The Dakota 38

On Dec 26, 1862, In Mankato MN, 38 Dakota men, were marched in single file, to a scaffold guarded by 1,400 troops in full battle dress. Paraded before a crowd of citizens there to witness the largest mass execution in the history of United States. While a Dakota death Song was being sung, the pull of a single lever ended the lives of 38 Dakota Men.  

 The Dakota War was a culmination of years of broken Treaties (1805, 1851, and 1858), late annuity payments and the refusal to extend credit or provide food and supplies to the starving Dakota preceding the 1862 outbreak. The conflict included a variety of forced geographical and cultural changes, Government agents and Missionaries hoped the Dakota could be taught to live as farmers and worship as Christians.
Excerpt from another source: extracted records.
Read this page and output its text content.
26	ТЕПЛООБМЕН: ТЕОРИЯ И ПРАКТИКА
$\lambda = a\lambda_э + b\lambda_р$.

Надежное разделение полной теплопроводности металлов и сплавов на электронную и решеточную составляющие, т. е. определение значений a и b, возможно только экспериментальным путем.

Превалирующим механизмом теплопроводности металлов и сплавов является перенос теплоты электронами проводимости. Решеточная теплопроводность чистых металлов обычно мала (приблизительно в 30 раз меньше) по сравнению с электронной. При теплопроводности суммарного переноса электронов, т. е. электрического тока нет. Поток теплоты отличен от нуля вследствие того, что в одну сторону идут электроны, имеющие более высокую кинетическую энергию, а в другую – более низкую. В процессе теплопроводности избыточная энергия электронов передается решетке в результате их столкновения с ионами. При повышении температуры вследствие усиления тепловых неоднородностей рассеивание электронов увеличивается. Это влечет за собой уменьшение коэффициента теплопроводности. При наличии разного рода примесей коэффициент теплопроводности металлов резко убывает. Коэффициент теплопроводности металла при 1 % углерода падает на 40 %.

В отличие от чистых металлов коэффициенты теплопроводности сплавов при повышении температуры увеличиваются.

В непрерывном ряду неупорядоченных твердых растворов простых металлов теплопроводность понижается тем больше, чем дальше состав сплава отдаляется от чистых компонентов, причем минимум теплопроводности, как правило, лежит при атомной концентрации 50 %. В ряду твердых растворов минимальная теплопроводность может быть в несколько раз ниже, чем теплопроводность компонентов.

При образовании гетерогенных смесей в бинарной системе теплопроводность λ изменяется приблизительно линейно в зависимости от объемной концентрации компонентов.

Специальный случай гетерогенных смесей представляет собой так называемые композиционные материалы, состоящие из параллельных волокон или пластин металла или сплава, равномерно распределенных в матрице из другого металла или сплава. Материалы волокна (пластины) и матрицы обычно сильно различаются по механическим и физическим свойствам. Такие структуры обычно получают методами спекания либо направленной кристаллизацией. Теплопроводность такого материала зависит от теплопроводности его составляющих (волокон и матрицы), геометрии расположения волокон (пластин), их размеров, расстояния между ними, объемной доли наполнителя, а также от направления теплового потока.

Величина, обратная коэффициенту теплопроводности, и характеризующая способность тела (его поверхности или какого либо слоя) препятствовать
Friction between Dakota and whites grew as white settlements pushed into Indian hunting grounds conditions were further inflamed.  Several days before the 17th day of August 1862, when the storekeeper Andrew J. Myrick, brutally remarked (referring to the Dakota People) that, “If they are hungry, let them eat grass".   One consequence that later led to four Rice Creek Dakota’s killing five settlers On August 17, 1862, near Acton, MN. "The Acton murders set into motion a series of events that were to have serious consequences for Minnesota and the Nation”.  This became known as the "Sioux Massacre" or” Sioux Uprising”, a war that resulted in exile and the loss of the Dakota (Sioux) traditional way of life.

  At the war’s conclusion 1600 Dakota Men Women and Children were interred at Ft Snelling until May 1863. Of the 1600 several hundred Dakota men were tried by a five man territory commission and on November 5, 1862, and 303 Dakota men were found guilty and were sentenced to death.  After the trial, Henry B. Whipple, A Episcopal Bishop of Minnesota met with President Abraham Lincoln on behalf of the condemned Dakota men. Upon listening to the Bishop and personally reviewing the trial records, Lincoln commuted the death sentence for all but 38 of the prisoners.
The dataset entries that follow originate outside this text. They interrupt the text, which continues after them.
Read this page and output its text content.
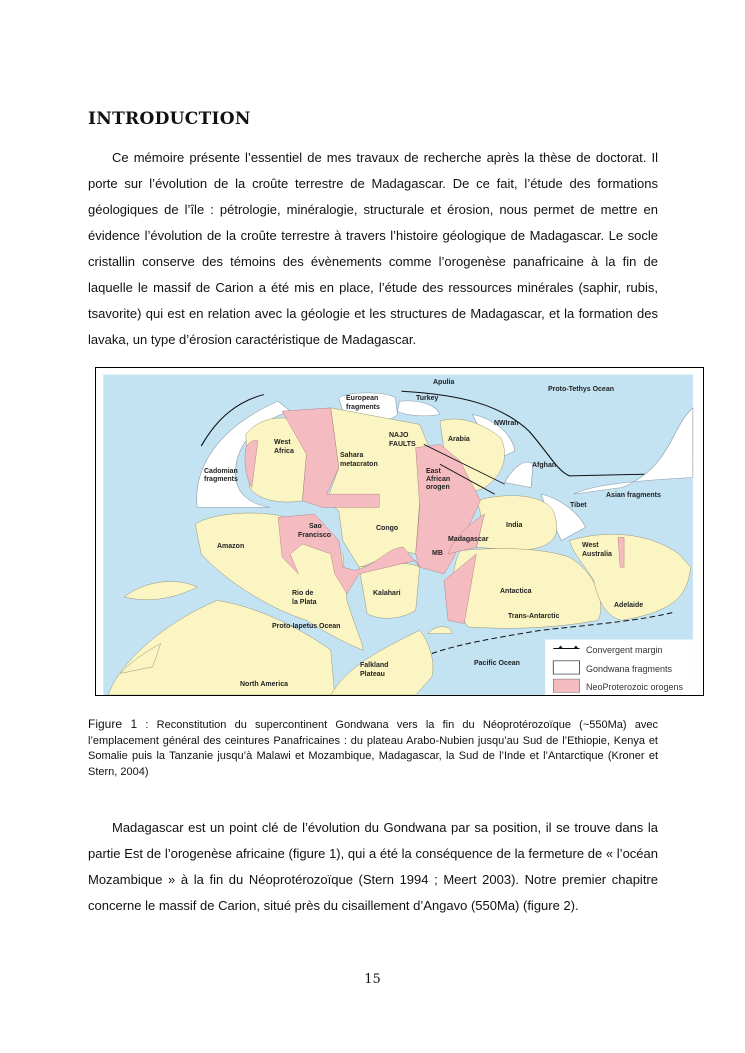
INTRODUCTION
Ce mémoire présente l’essentiel de mes travaux de recherche après la thèse de doctorat. Il porte sur l’évolution de la croûte terrestre de Madagascar. De ce fait, l’étude des formations géologiques de l’île : pétrologie, minéralogie, structurale et érosion, nous permet de mettre en évidence l’évolution de la croûte terrestre à travers l’histoire géologique de Madagascar. Le socle cristallin conserve des témoins des évènements comme l’orogenèse panafricaine à la fin de laquelle le massif de Carion a été mis en place, l’étude des ressources minérales (saphir, rubis, tsavorite) qui est en relation avec la géologie et les structures de Madagascar, et la formation des lavaka, un type d’érosion caractéristique de Madagascar.
Apulia
Turkey
Proto-Tethys Ocean
NWIran
Afghan
Tibet
European
fragments
Cadomian fragments
West
Africa
NAJO
FAULTS
Sahara
metacraton
Arabia
Asian fragments
East African orogen
Madagascar
India
Congo
Sao
Francisco
Amazon
MB
West
Australia
Kalahari	Antactica
Rio de
la Plata
Proto-Iapetus Ocean
Trans-Antarctic
Adelaide
Falkland
Plateau
Pacific Ocean
North America
Convergent margin
Gondwana fragments
NeoProterozoic orogens
Figure 1 : Reconstitution du supercontinent Gondwana vers la fin du Néoprotérozoïque (~550Ma) avec l’emplacement général des ceintures Panafricaines : du plateau Arabo-Nubien jusqu’au Sud de l’Ethiopie, Kenya et Somalie puis la Tanzanie jusqu’à Malawi et Mozambique, Madagascar, la Sud de l’Inde et l’Antarctique (Kroner et Stern, 2004)
Madagascar est un point clé de l’évolution du Gondwana par sa position, il se trouve dans la partie Est de l’orogenèse africaine (figure 1), qui a été la conséquence de la fermeture de « l’océan Mozambique » à la fin du Néoprotérozoïque (Stern 1994 ; Meert 2003). Notre premier chapitre concerne le massif de Carion, situé près du cisaillement d’Angavo (550Ma) (figure 2).
15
 The 265 Dakota men whose death sentence was commuted were later transported to a Prison camp near Davenport Iowa.

 The surviving 1300 Dakota Men Woman and Children that were interned at Ft Snelling until May 1863 were later transported down the Mississippi River and up the Missouri Rivers to Crow Creek South Dakota.

 The Minnesota uprising was one of the nation’s most costly Indian wars, both in lives lost and property destroyed. It resulted in the near depletion of the frontier life and the exile of the Dakota from Minnesota.

 Chief Big Eagle said many years later, “It seemed too sudden to make a change . . . If the Indians had tried to make the whites live like them, the whites would have resisted and it was the same with many Indians.”

 The six-week conflict ended with 38 Dakota being publicly hung in the largest mass execution of American history in Mankato, MN. December 26, 1862.

265 Dakota men sent to Prison near Davenport Iowa.

1300 Dakota Men Woman and Children exiled to Crow Creek, South Dakota.